Sunday, 3 June 2012

"Post" as a preposition

The rampant misuse of post as a preposition is my pet hate these days. I wonder why it has spread so fast among people who should have known better: the press. What happened to after? If you don't know what I am talking about, take a look at the following sentences:
  • Post the match, the crowds were thrilled when SRK did a victory dance on the ground! (The Times of India)
  • Post the war, the country witnessed escalated levels of unemployment... (Hindustan Times)
  • Director Imtiaz Ali says he is yet to decide on his next film post the success of 'Rockstar'. (Indian Express)
  • The ICPA pilots, numbering about 650, have been demanding for long parity in service conditions post the merger of Air India and Indian Airlines... (Asian Age)
In each of these sentences post has been used incorrectly; a preposition like after should have been used instead. But what on earth is a preposition? Macmillan Dictionary describes it as:
A word that usually comes before a noun or a pronoun and shows its relation to another part of the sentence. In the sentences 'I left it on the table' and 'she came out of the house', the words 'on' and 'out of' are prepositions.
 After can be used as a preposition; post cannot. 
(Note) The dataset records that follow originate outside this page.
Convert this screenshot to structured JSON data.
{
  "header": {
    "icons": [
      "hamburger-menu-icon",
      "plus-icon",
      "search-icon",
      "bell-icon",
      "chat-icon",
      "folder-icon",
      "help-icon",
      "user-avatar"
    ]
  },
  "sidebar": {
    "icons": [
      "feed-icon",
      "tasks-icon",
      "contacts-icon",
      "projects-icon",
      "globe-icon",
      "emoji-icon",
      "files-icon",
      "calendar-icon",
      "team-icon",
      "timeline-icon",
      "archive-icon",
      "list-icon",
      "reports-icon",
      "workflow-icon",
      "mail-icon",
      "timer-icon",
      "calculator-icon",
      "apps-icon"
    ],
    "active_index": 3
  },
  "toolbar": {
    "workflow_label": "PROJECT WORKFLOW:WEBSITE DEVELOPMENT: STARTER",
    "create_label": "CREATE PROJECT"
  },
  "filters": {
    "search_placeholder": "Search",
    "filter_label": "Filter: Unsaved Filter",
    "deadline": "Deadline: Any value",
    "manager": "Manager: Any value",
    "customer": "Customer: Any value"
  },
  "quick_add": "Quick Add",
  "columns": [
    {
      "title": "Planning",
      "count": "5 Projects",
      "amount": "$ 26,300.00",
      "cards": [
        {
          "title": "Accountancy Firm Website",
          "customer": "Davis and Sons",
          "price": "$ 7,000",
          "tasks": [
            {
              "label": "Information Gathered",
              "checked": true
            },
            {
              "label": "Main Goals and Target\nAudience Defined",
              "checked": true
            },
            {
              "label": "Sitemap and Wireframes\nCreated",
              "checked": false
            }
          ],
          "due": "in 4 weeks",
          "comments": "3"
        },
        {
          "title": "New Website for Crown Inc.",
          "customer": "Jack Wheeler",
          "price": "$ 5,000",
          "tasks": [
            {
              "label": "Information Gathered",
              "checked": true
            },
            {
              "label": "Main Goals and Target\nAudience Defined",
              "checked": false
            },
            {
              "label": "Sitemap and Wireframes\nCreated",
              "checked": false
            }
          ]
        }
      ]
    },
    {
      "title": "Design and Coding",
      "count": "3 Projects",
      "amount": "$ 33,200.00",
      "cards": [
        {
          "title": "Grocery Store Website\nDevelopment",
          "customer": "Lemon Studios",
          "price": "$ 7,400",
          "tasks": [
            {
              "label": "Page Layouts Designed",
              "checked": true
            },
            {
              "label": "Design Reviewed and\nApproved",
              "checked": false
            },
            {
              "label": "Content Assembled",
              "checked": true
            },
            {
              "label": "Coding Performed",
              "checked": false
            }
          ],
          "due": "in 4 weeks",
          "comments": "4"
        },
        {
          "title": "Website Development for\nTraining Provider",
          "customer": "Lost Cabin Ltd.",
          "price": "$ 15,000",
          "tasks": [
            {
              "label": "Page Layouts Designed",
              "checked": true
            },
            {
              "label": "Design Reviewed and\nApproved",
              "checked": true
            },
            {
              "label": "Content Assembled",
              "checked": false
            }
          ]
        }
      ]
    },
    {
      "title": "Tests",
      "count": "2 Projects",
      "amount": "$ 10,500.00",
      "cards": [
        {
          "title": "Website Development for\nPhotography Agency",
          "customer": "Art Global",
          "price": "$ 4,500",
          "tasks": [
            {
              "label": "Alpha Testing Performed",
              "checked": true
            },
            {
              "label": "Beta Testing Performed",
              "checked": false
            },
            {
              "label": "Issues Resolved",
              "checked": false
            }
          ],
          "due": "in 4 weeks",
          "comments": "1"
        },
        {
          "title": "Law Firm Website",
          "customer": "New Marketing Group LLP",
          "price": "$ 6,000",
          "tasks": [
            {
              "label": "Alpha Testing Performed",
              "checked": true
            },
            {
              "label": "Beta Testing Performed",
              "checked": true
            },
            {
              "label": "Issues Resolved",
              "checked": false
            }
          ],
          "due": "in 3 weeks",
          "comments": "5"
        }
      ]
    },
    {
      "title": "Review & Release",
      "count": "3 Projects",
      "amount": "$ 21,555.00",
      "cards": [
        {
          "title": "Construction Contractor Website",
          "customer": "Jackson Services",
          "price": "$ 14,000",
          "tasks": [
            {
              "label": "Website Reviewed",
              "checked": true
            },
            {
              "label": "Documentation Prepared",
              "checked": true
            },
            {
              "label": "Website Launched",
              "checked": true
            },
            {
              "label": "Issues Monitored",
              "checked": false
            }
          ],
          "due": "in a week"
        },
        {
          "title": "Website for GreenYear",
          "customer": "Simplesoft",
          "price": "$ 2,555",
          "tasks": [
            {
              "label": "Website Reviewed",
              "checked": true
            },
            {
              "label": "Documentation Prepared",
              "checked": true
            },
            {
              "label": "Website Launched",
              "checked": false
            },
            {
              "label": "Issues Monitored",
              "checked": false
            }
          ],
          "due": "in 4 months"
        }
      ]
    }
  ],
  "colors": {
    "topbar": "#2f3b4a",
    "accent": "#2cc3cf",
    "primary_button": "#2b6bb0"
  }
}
 The reason for the confusion is that post does indeed mean after, but only when it is used as a prefix like in the following examples:
  • a post-match celebration (not celebration post the match)
  • the post-war economy (not the economy post the war)
  • a post-dated cheque
  • a post-impressionist painting
  • post-partum depression
  • post-traumatic stress disorder
  • post-exercise recovery
So if you too are a victim of this misunderstanding, I hope that post reading this ... er ... after reading this you know how to use post.


  1. Thank you. This is English, not Latin!